Below is my first haiku. It is not a wholly traditional one (no seasonal reference, and not with formalist 5-7-5 structure), but it is three lines and 17 syllables - not too bad for a first try, if I say so myself (3). I composed it while laying on my son's couch after watching as he returned with his high school church youth group from a mission trip to Pueblo Country. The convoy of vans arrived together, filled with kids and volunteers who trekked together in procession from Oregon to Arizona and back. Having slowly read the haiku examples, my thoughts began to collect around the images I had just seen earlier that afternoon - in living haiku.
The vans return
Across the upper lot
His children run to Daddy
The accompanying photograph helps make the meaning of the haiku lines more clear than a pure haiku'ist would want to do. But then, looking at the trees in the background and kinds of clothes everyone was wearing, you don't need a literary clue to hint at what is the season (4), or need to guess the result of the anticipation of the three kids, and Mom, to having Daddy back home.

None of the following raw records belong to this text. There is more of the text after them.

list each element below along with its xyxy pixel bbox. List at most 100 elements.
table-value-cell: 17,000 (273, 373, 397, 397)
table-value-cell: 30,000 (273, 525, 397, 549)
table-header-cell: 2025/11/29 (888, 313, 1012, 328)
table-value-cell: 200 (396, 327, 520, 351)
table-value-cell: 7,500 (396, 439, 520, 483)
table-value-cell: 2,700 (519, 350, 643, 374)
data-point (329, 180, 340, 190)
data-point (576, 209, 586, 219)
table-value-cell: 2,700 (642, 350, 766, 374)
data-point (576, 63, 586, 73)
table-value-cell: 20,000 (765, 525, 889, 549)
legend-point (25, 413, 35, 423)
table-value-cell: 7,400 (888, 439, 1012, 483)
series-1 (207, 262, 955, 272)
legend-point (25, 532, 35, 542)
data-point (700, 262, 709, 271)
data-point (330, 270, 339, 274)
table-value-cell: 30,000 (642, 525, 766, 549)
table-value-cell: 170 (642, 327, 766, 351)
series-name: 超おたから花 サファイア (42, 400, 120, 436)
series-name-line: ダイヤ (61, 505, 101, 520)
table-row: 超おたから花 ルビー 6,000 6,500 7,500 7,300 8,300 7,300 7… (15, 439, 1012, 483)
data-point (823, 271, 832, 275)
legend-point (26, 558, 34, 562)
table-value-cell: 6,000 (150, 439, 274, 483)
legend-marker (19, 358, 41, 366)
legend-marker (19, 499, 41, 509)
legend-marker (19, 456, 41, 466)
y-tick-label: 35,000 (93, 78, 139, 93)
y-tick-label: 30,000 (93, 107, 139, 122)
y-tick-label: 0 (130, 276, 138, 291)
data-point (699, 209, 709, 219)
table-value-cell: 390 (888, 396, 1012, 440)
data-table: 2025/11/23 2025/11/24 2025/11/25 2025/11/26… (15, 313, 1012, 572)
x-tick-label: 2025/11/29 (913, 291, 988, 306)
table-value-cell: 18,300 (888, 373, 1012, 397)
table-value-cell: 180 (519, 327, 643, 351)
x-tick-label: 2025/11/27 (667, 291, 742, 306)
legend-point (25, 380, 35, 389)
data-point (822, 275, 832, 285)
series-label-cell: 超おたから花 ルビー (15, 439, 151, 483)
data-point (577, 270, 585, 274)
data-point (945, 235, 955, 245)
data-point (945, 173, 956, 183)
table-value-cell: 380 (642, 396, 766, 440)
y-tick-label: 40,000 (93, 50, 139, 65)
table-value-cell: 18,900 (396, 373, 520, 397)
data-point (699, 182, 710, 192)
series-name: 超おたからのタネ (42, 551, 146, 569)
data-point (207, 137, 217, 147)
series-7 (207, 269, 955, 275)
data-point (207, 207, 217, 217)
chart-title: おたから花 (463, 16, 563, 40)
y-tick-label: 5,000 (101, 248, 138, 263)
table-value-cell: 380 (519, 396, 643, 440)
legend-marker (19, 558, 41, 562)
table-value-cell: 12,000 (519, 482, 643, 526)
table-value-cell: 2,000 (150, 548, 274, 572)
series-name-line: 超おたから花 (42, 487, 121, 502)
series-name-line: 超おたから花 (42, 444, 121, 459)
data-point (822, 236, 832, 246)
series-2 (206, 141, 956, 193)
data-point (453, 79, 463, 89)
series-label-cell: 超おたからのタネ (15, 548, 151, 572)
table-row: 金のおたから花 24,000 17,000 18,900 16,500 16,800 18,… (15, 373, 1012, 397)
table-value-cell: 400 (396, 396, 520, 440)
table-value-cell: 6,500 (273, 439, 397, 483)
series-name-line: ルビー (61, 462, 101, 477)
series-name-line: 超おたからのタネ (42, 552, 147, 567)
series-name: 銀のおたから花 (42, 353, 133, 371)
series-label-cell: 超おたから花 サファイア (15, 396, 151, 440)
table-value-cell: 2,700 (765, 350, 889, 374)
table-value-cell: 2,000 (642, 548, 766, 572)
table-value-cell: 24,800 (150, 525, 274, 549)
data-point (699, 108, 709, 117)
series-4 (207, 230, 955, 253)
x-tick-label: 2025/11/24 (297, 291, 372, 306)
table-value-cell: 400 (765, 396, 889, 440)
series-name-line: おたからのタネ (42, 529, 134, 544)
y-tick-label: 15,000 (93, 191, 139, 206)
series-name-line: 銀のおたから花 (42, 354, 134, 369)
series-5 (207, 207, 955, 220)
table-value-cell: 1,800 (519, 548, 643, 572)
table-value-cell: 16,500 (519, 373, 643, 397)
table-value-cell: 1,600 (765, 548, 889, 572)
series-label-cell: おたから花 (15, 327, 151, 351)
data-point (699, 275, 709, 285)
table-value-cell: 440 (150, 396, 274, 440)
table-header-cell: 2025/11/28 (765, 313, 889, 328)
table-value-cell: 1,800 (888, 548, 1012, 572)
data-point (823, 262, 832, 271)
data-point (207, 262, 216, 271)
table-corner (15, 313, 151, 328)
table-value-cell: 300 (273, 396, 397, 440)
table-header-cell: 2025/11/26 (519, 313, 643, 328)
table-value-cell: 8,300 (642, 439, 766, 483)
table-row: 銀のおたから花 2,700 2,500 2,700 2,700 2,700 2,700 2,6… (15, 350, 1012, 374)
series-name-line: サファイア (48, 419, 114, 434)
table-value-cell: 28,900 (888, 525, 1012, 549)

Perhaps, a snap shot photograph, itself is another form of haiku.
(1) To experience how the histories of George Washington, Robert E. Lee, and Arlington National Cemetery crisscross, see the National Geographic Society video: "Arlington: Field of Honor." There are also 4.2 seconds of content where this video visually crisscrosses our family history - connected through our Army son.
(2) The later of the two books is appropriate, because my wife has titled her blog "Empty Nesters", because this is our stage of life since moving to Annapolis: http://emptynestersonwindwhisperlane.blogspot.com
(3) The point of haiku is not the content of the experience, but the quality of experience, and of perception. The Haiku Handbook, p. 91.
(4) Summer, July in Oregon, long past the time of cherry blossoms.